Look for zeros in dataframe.

Except for the new categorical variables we created (as numerics) the only variable that has a lot of 0s (132) is citric.acid. This represents about 8.3% of the values for that column. Makes you wonder why but … I have seen worse. It is odd because the other columns do not have any 0 values. However, this presence of 0s is yanking down the mean and median for this variable. That may be signficant. It also may be truthful. That is there was no measurable presence of citrus acid. This could be the explanation for the reason why citric acid does not conform to the normal distribution on a log scale.

We should also ensure that there are no NAs or NaNs in the dataframe.

There are no nas (missing values) or nans (missing numbers). I am going to look for outliers now. Boxplots are typically the best way to do this.

There are a lot of outliers in this data. Especially with residual sugar and chlorides. We can’t remove the outliers for each observation because eventually this will make the dataset unusable as we accumulate nas. We do need to keep these outliers in mind every time we calculate means, modes, medians, linear models, show plots, etc. We will keep the dataset tidy for now.

Bivariate Plots Section

Bivariate Analysis

Talk about some of the relationships you observed in this part of the investigation. How did the feature(s) of interest vary with other features in the dataset?

Lets start with a visualization of correlations.

As you can see from the above plot, the correlated factors of interest, based on the quality column are: volatile acidity, citric acid, sulphates, and alcohol. I will also sort the correlations. This will ensure that I am not going to miss anything (e.g. multi collinearity) as far as correlations go.

Did you observe any interesting relationships between the other features (not the main feature(s) of interest)?

There are two main issues. The first is multi collinearity. The second one is correlation. If a variable exhibits significant collinearity with another variable, we will then determine if it is correlated to quality. If it is not, it will be removed from the linear model which is one of the last sections in this project.

  1. fx.acidity - Remove from the linear model.
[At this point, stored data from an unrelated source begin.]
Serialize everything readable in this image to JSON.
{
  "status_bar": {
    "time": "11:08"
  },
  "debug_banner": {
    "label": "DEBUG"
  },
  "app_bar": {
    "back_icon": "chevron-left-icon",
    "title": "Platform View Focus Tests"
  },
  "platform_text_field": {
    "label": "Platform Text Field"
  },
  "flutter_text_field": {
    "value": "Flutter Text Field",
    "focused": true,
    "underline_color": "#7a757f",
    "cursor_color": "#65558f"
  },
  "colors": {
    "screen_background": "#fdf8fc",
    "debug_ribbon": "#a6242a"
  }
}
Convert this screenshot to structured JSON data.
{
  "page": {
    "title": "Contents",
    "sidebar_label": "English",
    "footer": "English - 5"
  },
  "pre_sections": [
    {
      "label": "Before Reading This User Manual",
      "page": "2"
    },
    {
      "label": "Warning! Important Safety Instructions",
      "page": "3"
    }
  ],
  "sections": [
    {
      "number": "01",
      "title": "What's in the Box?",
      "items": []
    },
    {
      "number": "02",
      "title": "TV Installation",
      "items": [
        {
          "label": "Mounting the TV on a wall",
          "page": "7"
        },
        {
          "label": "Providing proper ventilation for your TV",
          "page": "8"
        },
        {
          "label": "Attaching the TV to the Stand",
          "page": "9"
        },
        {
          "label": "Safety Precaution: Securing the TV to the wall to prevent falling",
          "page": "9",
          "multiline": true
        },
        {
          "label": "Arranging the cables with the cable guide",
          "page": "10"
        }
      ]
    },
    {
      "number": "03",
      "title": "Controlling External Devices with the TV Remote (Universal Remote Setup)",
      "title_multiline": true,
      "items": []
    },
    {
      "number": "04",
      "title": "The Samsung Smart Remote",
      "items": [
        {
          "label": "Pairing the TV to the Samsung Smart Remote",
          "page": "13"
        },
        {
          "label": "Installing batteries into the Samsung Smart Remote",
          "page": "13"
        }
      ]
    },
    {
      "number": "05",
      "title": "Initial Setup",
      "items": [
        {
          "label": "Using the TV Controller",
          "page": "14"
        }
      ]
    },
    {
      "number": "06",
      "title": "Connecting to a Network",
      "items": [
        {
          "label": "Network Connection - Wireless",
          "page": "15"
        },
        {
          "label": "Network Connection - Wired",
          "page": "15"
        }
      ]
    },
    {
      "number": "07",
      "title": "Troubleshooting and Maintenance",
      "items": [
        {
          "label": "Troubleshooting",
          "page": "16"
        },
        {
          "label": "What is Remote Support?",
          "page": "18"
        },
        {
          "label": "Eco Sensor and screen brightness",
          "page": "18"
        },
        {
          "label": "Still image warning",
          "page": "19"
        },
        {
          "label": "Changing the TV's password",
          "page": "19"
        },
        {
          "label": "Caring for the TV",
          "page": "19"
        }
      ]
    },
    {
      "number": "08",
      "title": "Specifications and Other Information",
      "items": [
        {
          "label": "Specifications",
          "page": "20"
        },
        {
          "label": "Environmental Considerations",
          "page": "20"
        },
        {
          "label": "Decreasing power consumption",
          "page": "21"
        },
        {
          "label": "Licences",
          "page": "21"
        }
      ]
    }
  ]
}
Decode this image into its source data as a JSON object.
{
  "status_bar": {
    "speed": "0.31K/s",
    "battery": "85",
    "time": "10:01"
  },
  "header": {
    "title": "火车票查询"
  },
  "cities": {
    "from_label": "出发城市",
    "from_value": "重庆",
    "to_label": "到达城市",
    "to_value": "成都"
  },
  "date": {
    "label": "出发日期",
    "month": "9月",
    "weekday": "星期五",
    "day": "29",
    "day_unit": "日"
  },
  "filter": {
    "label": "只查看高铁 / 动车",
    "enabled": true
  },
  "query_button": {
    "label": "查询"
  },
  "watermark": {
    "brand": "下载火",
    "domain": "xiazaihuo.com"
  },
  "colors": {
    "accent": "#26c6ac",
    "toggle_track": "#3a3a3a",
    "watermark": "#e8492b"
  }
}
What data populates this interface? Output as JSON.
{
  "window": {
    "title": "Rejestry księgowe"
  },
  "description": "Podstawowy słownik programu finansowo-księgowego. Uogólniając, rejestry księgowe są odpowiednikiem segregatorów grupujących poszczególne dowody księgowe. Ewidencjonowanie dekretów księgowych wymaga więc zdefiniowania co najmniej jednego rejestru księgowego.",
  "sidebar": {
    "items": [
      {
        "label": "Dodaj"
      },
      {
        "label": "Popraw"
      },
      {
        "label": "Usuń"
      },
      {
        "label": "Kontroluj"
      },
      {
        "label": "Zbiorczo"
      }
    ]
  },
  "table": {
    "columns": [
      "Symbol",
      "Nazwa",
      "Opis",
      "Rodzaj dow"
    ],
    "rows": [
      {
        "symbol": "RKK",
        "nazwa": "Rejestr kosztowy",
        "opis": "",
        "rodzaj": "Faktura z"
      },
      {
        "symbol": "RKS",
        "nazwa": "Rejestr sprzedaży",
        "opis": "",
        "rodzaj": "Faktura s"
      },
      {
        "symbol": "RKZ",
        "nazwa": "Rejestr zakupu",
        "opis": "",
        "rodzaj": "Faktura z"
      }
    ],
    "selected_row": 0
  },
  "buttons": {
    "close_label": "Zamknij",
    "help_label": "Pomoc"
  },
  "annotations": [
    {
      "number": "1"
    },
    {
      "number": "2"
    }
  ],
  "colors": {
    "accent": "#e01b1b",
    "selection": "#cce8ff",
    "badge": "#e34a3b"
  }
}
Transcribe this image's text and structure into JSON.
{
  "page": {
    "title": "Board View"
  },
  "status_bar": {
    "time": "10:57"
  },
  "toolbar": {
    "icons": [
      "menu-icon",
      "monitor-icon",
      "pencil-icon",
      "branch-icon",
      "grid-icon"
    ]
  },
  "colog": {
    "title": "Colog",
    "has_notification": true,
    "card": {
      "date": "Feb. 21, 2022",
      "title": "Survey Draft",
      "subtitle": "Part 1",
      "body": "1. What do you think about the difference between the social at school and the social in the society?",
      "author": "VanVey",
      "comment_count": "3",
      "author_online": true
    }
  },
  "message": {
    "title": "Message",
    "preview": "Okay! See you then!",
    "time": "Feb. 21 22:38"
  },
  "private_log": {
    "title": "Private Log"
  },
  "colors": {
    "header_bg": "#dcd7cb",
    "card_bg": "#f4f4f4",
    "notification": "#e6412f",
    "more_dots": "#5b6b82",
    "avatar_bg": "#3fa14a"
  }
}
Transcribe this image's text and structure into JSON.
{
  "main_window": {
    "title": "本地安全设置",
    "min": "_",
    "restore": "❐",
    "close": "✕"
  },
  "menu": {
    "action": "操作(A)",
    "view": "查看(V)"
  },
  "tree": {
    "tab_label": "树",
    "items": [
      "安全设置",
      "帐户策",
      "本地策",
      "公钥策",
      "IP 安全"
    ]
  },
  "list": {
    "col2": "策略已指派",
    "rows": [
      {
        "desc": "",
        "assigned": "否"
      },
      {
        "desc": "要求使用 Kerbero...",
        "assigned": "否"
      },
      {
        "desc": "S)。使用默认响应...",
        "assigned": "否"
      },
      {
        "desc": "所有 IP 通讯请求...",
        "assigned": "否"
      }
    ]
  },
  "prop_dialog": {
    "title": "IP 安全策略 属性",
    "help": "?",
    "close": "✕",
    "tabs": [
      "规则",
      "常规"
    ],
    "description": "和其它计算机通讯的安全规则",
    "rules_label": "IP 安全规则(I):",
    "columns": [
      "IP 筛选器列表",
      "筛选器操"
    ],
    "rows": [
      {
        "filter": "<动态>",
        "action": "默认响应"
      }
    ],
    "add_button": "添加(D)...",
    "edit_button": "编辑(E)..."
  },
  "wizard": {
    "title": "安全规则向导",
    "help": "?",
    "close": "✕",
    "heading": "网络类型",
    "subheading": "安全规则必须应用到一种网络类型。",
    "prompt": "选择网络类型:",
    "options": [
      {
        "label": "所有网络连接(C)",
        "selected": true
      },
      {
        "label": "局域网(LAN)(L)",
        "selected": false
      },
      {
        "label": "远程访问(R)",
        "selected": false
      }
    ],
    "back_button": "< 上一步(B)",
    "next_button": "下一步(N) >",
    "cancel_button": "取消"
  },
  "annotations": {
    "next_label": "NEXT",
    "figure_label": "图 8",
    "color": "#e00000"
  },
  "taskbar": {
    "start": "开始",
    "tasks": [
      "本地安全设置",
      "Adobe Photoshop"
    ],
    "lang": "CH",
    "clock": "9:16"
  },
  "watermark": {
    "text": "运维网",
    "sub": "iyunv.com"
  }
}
Fixed acidity and citric acid have a correlation coefficient -.672. In this instance fixed acidity has a correlation to quality of .124 and citric acid has a correlation of .226. We will keep citric acid and drop fixed acidity.
  2. v.acidity - Citric acid and volatile acidity have a correlation coefficient of -.55. We will keep both. We have already dropped fixed acidity and next to alcohol, volatile acidity has the highest correlation to quality.
  3. citric.acid - Include in the linear model. Citric acid and volatile acidity have a correlation coefficient of -.55. We will keep both. We have already droped fixed acidity and next to alchohol volatile acidity has the highest correlation to quality.
  4. res.sugar - There is little cross correlation. However, we will not include this in the linear model because its correlation with quality is so low.
  5. chlorides - There is little cross correlation. However, we will not include this in the linear model because its correlation with quality is so low.
  6. FSD and TSD - TSD (Total Sulphur Dioxide) and FSD (Free Sulphur Dioxide) have a .67 correlation factor with each other. For FSD the correlation to quality is -.0507. For TSD it is -.185. Basic chemistry says that FSD is a a result of TSD breaking down. Not sure if this is significant. However, based on the correlations to quality, it is somewhat moot for this analysis. Since their correlations to quality are so low we will not put either one of them in the linear model.
  7. density - The cross correlation here is between density and alcohol. We will leave alcohol in the linear model and density out. The correlation is -.5 between the two of them.
  8. pH - Citric acid is again running the gauntlet vs pH. We will drop pH. Its correlation coefficient to quality is only .0577.
  9. sulphates - There is little cross correlation. It also has one of the higher correlations to quality. It will be in the linear model.
  10. alcohol - The cross correlation is with density. We will leave alcohol in the linear model and as mentioned above remove density. The correlation is only -.5 between the two of them.
  11. quality - This is the dependent variable.

Let’s plot the factors that have the strongest collinearity. Those are (fx.acidity and citric.acid of .67), (v.acidity and citric.acid of .55), (TSD and FSD of .67), (alcohol and density of .5), and (citric.acid and pH of .54)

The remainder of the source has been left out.